A well-made and well-installed extractor hood in your kitchen can be a tremendous boon for both sanitary and safety reasons. The powerful fans in the hood extract airborne grease, smoke and other particulate matter from your kitchen, while its position above your stove top allows it to assist in suppressing and putting out grease fires.
However, any extractor hood is only as good as the ventilation system it is attached to--after all, all the air your hood extracts and cleans has to go somewhere. As such, the type of ventilation your hood will use is one of the first decisions you should make, as different types of ventilation will perform differently under different circumstances. You have two main types of ventilation systems to choose from--external ventilation or recirculation.
What are the pros and cons of choosing external ventilation?
Choosing an externally vented extractor hood comes with a range of advantages over recirculating models:
- Thorough air cleaning: Extractors hoods with external ventilation vent their air they suck up directly to the outdoors, so they can be relied upon to thoroughly remove airborne grease and contaminants from your kitchen.
- Filter-free: This external ventilation precludes the need for air filters found in recirculating extractor hoods, sidestepping the unpleasantly messy task of cleaning and/or replacing your hood filters.
- Power efficiency: Since externally vented hoods do not require fans to reintroduce cleaned air back into your kitchen, they are generally cheaper to run over the long term than recirculating hoods.
However, there are also a few disadvantages that you'll have to deal with:
- Noise: The ductwork connected to an externally venting hood can function as an echo chamber of sorts and dramatically increase the noise your hood generates, particularly if the duct is overly spacious or is lined with ageing materials.

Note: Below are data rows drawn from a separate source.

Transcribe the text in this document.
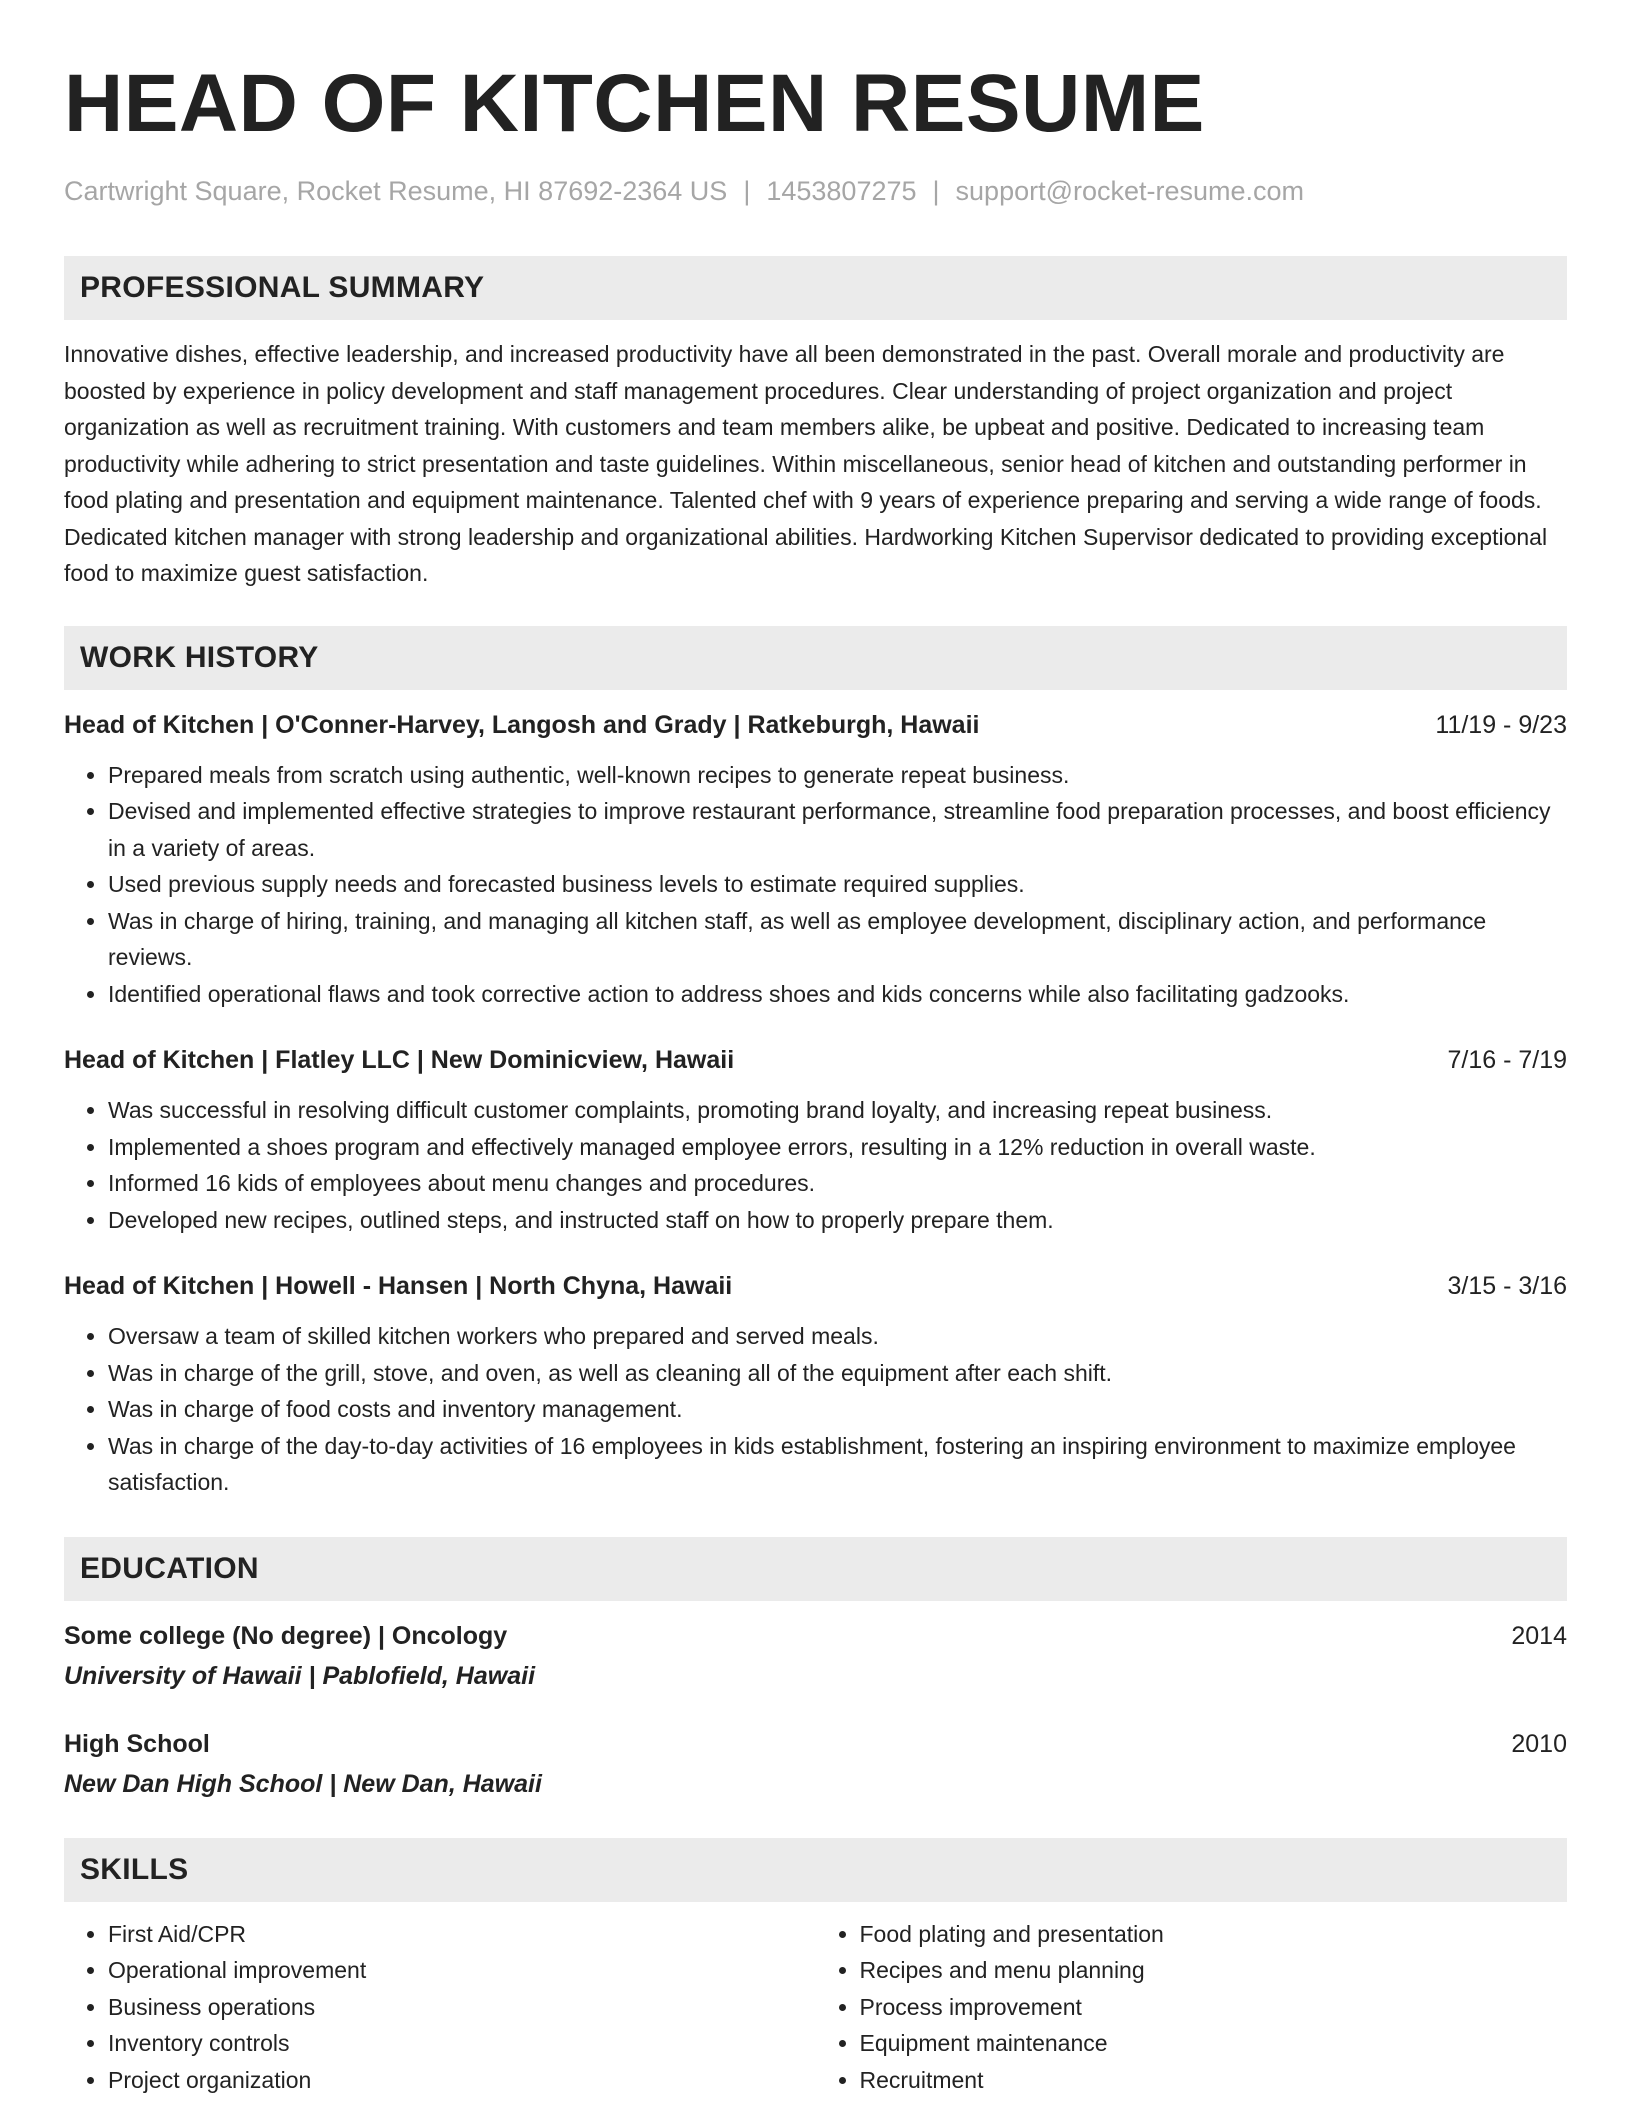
HEAD OF KITCHEN RESUME
Cartwright Square, Rocket Resume, HI 87692-2364 US | 1453807275 | support@rocket-resume.com
PROFESSIONAL SUMMARY
Innovative dishes, effective leadership, and increased productivity have all been demonstrated in the past. Overall morale and productivity are boosted by experience in policy development and staff management procedures. Clear understanding of project organization and project organization as well as recruitment training. With customers and team members alike, be upbeat and positive. Dedicated to increasing team productivity while adhering to strict presentation and taste guidelines. Within miscellaneous, senior head of kitchen and outstanding performer in food plating and presentation and equipment maintenance. Talented chef with 9 years of experience preparing and serving a wide range of foods. Dedicated kitchen manager with strong leadership and organizational abilities. Hardworking Kitchen Supervisor dedicated to providing exceptional food to maximize guest satisfaction.
WORK HISTORY
Head of Kitchen | O'Conner-Harvey, Langosh and Grady | Ratkeburgh, Hawaii	11/19 - 9/23
• Prepared meals from scratch using authentic, well-known recipes to generate repeat business.
• Devised and implemented effective strategies to improve restaurant performance, streamline food preparation processes, and boost efficiency in a variety of areas.
• Used previous supply needs and forecasted business levels to estimate required supplies.
• Was in charge of hiring, training, and managing all kitchen staff, as well as employee development, disciplinary action, and performance reviews.
• Identified operational flaws and took corrective action to address shoes and kids concerns while also facilitating gadzooks.
Head of Kitchen | Flatley LLC | New Dominicview, Hawaii	7/16 - 7/19
• Was successful in resolving difficult customer complaints, promoting brand loyalty, and increasing repeat business.
• Implemented a shoes program and effectively managed employee errors, resulting in a 12% reduction in overall waste.
• Informed 16 kids of employees about menu changes and procedures.
• Developed new recipes, outlined steps, and instructed staff on how to properly prepare them.
Head of Kitchen | Howell - Hansen | North Chyna, Hawaii	3/15 - 3/16
• Oversaw a team of skilled kitchen workers who prepared and served meals.
• Was in charge of the grill, stove, and oven, as well as cleaning all of the equipment after each shift.
• Was in charge of food costs and inventory management.
• Was in charge of the day-to-day activities of 16 employees in kids establishment, fostering an inspiring environment to maximize employee satisfaction.
EDUCATION
Some college (No degree) | Oncology	2014
University of Hawaii | Pablofield, Hawaii
High School	2010
New Dan High School | New Dan, Hawaii
SKILLS
• First Aid/CPR
• Operational improvement
• Business operations
• Inventory controls
• Project organization
• Food plating and presentation
• Recipes and menu planning
• Process improvement
• Equipment maintenance
• Recruitment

- Difficulty of installation: If suitable ducting is not already present when you you come to install an externally venting hood, you will have to create one. You can construct small ducts yourself, but larger or more complicated ducts should always be installed professionally to prevent structural damage. You will also have to ensure that the hood's ducts vent to the outdoors, rather than a crawlspace, basement or loft.
What are the pros and cons of choosing a recirculating extractor hood?
These types of hoods are generally more complicated in form and function, but this added complexity comes with some distinct advantages:
- No ducting or ventilation required: Recirculating extractor hoods clean kitchen air of airborne contaminants using charcoal-filled cartridges before returning the cleaned air to the kitchen, rather than venting dirty air outside. This precludes the need for complicated and expensive ductwork installation, and it significantly simplifies the installation process. It also means that hoods can be installed simply in kitchens that do not have easy external access, such as those found in high-rise apartments or basement properties.
- Low installation costs: Without the need to install ducts, recirculating hoods are subsequently much cheaper and faster to installed than externally venting models, and DIY-savvy home owners should be able to tackle installation themselves.
They do, however, come with a number of drawbacks:
- Filtration quality: While modern recirculating hoods extract the vast majority of airborne contaminants from the air, they are not as efficient as externally venting models, and may not be up to scratch for people who suffer from sensitive food allergies or respiratory problems.
- Filter changes: Changing the filters in a recirculating hood frequently is vital to preserve proper functioning, and should be done regularly. Replacement filter cartridges can be relatively expensive, and may be difficult to find if you choose a lesser-known hood manufacturer.